Decessi stradali incidenti

Rc auto, i dati Ivass

Continua a diminuire il prezzo dell’rc auto. In media è di 360 euro. La metà degli assicurati paga meno di 324 euro. In calo anche le differenze territoriali: il differenziale di premio tra Napoli e Aosta scende del 2,6% su base annua.
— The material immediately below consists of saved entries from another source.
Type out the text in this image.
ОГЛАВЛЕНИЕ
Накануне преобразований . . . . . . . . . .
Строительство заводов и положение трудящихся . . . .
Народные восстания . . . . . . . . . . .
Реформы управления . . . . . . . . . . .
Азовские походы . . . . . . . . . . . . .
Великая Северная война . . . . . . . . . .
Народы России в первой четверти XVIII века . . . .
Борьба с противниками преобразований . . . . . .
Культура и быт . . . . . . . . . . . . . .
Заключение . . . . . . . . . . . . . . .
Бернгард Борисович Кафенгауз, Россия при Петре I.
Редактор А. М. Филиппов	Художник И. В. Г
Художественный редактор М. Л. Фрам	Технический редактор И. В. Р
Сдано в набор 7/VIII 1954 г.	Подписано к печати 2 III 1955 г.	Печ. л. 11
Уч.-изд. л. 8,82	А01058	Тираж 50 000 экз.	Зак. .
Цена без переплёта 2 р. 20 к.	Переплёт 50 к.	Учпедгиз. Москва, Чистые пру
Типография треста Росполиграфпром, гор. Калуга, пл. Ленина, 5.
Sono i dati diffusi dall’Istituto per la vigilanza sulle assicurazioni nel bollettino che fotografa l’andamento dei prezzi effettivi per la garanzia rc auto nel secondo trimestre del 2021.

Rc auto nel secondo trimestre 2021

I dati dell’Ivass dicono dunque che il prezzo medio effettivo dell’rc auto è di 360 euro; il 50% degli assicurati paga meno di 324 euro; solo il 10% paga meno di 193 euro.

Il prezzo medio è in diminuzione del 5,9% (23 euro) su base annua, in linea con la flessione rilevata nel secondo trimestre del 2020 (-5,4%) e in forte accelerazione rispetto allo stesso trimestre del 2019 (-1,5%).

Prosegue il calo del premio, particolarmente significativo in alcune province del Centro-Sud: Crotone (-9,3%), Roma (-8,4%), Palermo (-8,3%), Vibo Valentia (-8,2%), Catania e Prato (-8,1%).

Continuano a ridursi anche le differenze territoriali: il differenziale di premio tra Napoli e Aosta scende del 2,6% su base annua a 211 euro.

Il 20,8% delle polizze stipulate nel secondo trimestre 2021 prevede una riduzione del premio legata alla scatola nera. Il tasso di penetrazione della black box si è comunque ridotto dell’1,2% su base annua. La scatola nera è più diffusa nelle province con prezzo rc auto superiori rispetto alla media di mercato.

Il premio, aggiunge ancora l’Ivass,  è fortemente influenzato dalla sinistrosità pregressa: gli assicurati con due o più sinistri con colpa negli ultimi cinque anni pagano un prezzo per la garanzia r.c. auto quasi doppio (675 euro) rispetto agli assicurati senza alcun sinistro (346 euro).

Gli assicurati privi di sinistri hanno beneficiato in misura superiore della riduzione generalizzata dei premi, avviata nel 2014 (-26,7% contro il -9,9% degli assicurati più sinistrosi).

Codacons: calo rc auto insufficiente

Il calo è ancora insufficiente perché, con le restrizioni Covid, l’rc auto sarebbe dovuta crollare. E questo dimostra ancora i forti squilibri esistenti nel comparto assicurativo in Italia. Così il Codacons commenta i dati diffusi oggi dall’Ivass.

«La riduzione delle tariffe rc auto è solo in apparenza una buona notizia per i consumatori, perché nella realtà dei fatti gli assicurati hanno ricevuto meno di quanto avrebbero dovuto ottenere – dice il presidente Carlo Rienzi – Le misure restrittive attuate sul fronte del Covid hanno imposto anche nel 2021 una limitazione agli spostamenti dei cittadini, con conseguente calo dell’incidentalità e auto sempre più ferme nei garage. Anche il ricorso allo smartworking ha ridotto il numero di mezzi in circolazione con uno squilibrio in favore delle imprese assicuratrici, che riscuotono le polizze nonostante gli spostamenti stradali siano fortemente diminuiti». Per l’associazione il calo è dunque inadeguato e insufficiente.

UNC: bene ma non basta

Il prezzo medio rc auto effettivo è diminuito del 5,9%, pari a 23 euro, rispetto allo stesso periodo del 2020, arrivando a 360 euro. «Bene, ma non basta! In periodi normali si tratterebbe di un’ottima notizia, ma con la pandemia il calo va considerato un passo in avanti insufficiente e incompatibile con il crollo dei sinistri e degli spostamenti – dice Massimiliano Dona, presidente dell’Unione Nazionale Consumatori – Ricordiamo, infatti, che fino a metà del secondo trimestre 2021 c’era ancora il coprifuoco. Permangono poi differenze territoriali esagerate, per quanto attenuate».